体に火がついているのが分かる。ここまでの戦いでベラは温存され続けていた。全ては決着の時のために。帝国の喉笛まで刃を届かせるために。
斯くして時は来た。そして弓から放たれた矢の如く、もはや彼女は止まらない。もっともそれは彼女が考えなしに突っ込んでいっていることを意味するものではなかった。
(マザルガとザラの穴が予想以上に大きい。抑え込むだけじゃあ足りないねぇ。押し返さないと勢いで負ける)
竜眼を持つベラには視えている。気勢と共に発せられる魔力の流れが水の流れのように動いている様を視ることができている。戦場の天秤はわずかに自分達に傾いてはいる……が、それはあっさりと均衡が崩れかねない危ういものだとベラは気づいていた。

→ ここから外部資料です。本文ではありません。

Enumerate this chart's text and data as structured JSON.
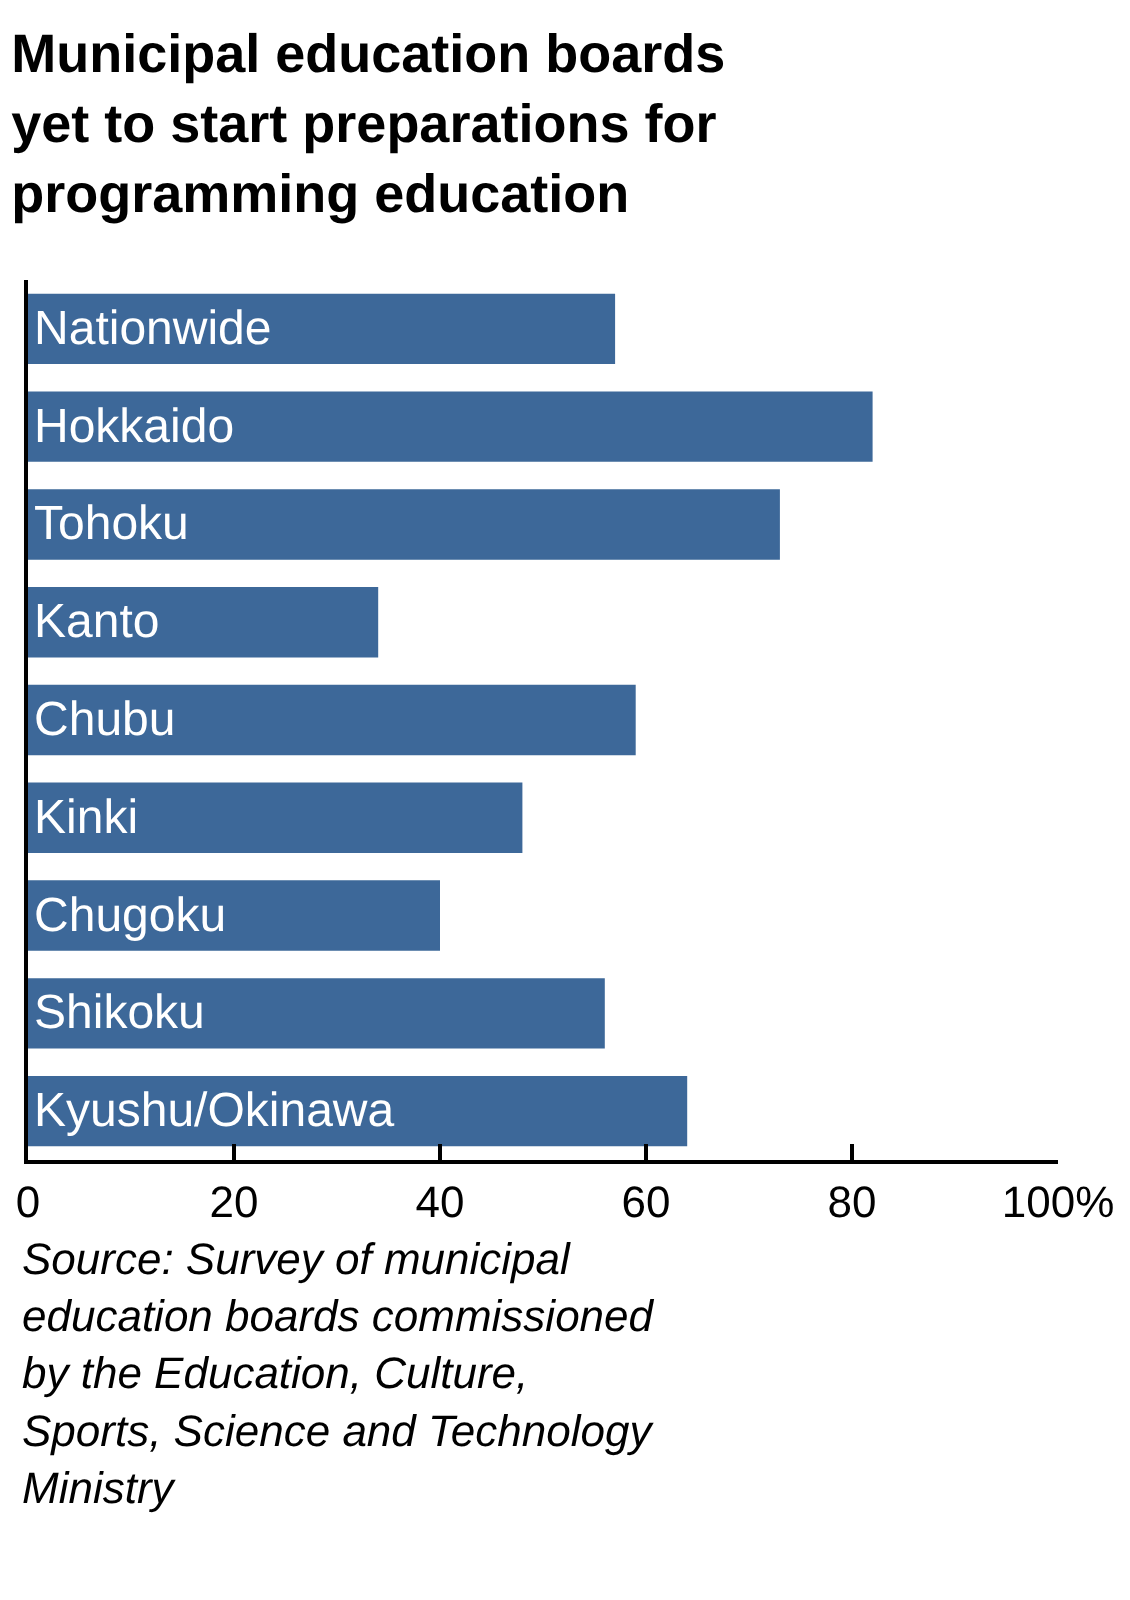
{
  "chart_data": {
    "type": "bar",
    "orientation": "horizontal",
    "title": "Municipal education boards yet to start preparations for programming education",
    "categories": [
      "Nationwide",
      "Hokkaido",
      "Tohoku",
      "Kanto",
      "Chubu",
      "Kinki",
      "Chugoku",
      "Shikoku",
      "Kyushu/Okinawa"
    ],
    "values": [
      57,
      82,
      73,
      34,
      59,
      48,
      40,
      56,
      64
    ],
    "color": "#3d6899",
    "xlim": [
      0,
      100
    ],
    "xticks": [
      0,
      20,
      40,
      60,
      80,
      {
        "value": 100,
        "label": "100%"
      }
    ],
    "tick_labels": "x",
    "annotations": [
      "Source: Survey of municipal education boards commissioned by the Education, Culture, Sports, Science and Technology Ministry"
    ]
  }
}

(ドラゴンたちを出して穴を埋める? いいや、それは『その後の状況』で不利に転びかねないんだよねぇ)
未だにローウェン帝国軍はドラゴンや機械竜の戦力を戦場に投入していない。自由に戦場を動ける戦力は有用だが、相手も同様の手札を持っている以上、下手に出せば裏をかかれて殲滅させられる。
(けれどもこの状況。恐らくはそろそろ)
『総団長、ジェネラル・ベラドンナが動き出したとの報告です。進攻方向からしてこちらに向かってきているのではないかと』
『あいよ。まッ、そうなるよねぇ』
ベラの位置は割れてる。けれども雑魚では討てない。
それに再編成されたマザルガ聖王国軍とザラ王国軍が陣形の穴を塞ごうと現在も動いている状況だ。そうなれば数で押し続けることはできなくなるのだから、そうなる前の今この時に最強のカードを切ることがローウェン帝国にとっての最善であった。
『いかがしますか?』
そう問うガイガンの声には覇気が宿っていた。
問いかけはしつつも後退の意志はそこにはないようにベラには感じられた。
(ラーサ族の血が疼くってかい)
迫り来るは敵の最強であり、迎え撃つが戦の華。無論、ベラもそれは承知している。退く気など毛頭ない。決着をつけるならちょうど良い頃合いだ。